Burcham's rapid decline and death are the latest in a series of disappointments and unforeseen disasters that have plagued the artificial- heart program. Both Clark and Schroeder, who is now living in a specially equipped apartment across the street from the hospital, suffered serious neurological problems that left them mentally impaired. Haydon, who was hailed two months ago at the time of surgery as the best implant candidate of all, has yet to be weaned from a respirator. At the Louisville conference, DeVries for the first time publicly presented his most recent findings on the array of complications associated with the artificial heart. All four American recipients of the Jarvik-7, he noted, had developed a serious kidney condition, known as acute tubular necrosis, which generally started within four days of surgery and lasted up to two weeks. For reasons that remain obscure, all four experienced impairment of their immune systems in the weeks following surgery, and all suffered from some form of infection, ranging from urinary-tract problems to pneumonia. Experience with the four patients has also shown that the artificial heart batters the red blood cells, causing a form of anemia. As a result, said DeVries, "if you have an artificial heart, you can expect to have blood transfusions once or twice a month."

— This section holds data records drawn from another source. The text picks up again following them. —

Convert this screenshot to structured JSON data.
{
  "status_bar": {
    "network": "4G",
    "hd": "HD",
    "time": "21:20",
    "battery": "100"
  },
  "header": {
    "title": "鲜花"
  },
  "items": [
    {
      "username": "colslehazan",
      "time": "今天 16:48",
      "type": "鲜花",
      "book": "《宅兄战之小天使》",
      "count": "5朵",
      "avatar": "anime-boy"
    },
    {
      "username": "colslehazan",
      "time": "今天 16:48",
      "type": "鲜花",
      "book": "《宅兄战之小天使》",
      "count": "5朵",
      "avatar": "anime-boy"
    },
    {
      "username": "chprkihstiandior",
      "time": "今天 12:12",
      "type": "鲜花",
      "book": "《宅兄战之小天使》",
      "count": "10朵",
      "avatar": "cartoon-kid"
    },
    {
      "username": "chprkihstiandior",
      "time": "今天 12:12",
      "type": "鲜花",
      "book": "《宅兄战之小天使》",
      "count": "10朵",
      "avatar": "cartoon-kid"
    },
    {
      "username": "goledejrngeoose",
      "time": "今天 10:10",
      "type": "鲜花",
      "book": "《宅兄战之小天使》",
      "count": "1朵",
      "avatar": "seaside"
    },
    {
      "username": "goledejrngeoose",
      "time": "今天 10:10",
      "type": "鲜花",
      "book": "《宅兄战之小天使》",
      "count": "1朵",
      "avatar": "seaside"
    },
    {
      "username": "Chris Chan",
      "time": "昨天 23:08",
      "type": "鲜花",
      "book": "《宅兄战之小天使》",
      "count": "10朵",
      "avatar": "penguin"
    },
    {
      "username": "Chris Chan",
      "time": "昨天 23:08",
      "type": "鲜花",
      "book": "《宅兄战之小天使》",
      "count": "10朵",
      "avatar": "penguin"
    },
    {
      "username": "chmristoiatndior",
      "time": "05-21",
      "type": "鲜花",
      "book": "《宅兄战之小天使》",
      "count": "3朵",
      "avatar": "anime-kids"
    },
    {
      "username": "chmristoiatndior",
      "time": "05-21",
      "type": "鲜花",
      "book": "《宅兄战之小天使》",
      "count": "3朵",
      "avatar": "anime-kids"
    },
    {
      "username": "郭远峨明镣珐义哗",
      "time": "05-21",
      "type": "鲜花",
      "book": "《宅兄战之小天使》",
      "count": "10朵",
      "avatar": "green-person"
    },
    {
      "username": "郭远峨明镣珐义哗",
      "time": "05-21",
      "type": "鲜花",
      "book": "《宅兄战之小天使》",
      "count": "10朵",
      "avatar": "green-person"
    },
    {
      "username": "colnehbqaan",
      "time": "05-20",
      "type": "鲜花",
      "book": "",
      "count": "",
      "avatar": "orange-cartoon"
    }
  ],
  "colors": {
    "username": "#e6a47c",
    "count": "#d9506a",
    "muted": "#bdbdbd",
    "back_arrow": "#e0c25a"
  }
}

As Burcham's death has shown, one of the most vexing problems in implant patients is bleeding. The loss of blood is especially hard to manage, DeVries noted, because patients face the equal and opposite threat of too much clotting. (Blood clots forming in the vicinity of the artificial heart are suspected of having caused Schroeder's strokes.) Said DeVries: "The tightrope that we walk between over- and undercoagulation will have to be examined again a little closer."
The drawbacks of the artificial heart have led many doctors to conclude that the device should be used only as a temporary measure to sustain a patient until a human donor heart can be found. "I'm not sure that it should be considered a permanent transplant," says famed Houston Heart Surgeon Michael DeBakey.
Still, few physicians are openly critical of the implants; many point out that pioneering efforts in open-heart surgery and human heart transplants also met with many disappointments and failures. "This is a new technical endeavor, and naturally it is going to be fraught with complications," observes Dr. Floyd Loop, chief of cardiac surgery at the Cleveland Clinic Foundation. Loop is confident that "with a few more cases" DeVries and his colleagues will learn to control problems like bleeding. Transplant Surgeon Philip Oyer of Stanford concurs. Says he: "This is not the time to say stop."
For his part, DeVries insists that his work is largely experimental and if anything is to be gained from it, more experience is needed. "You must realize that heart transplantation has (been tried on) almost 800 patients, and we're looking at five. We're still in our embryonic beginnings."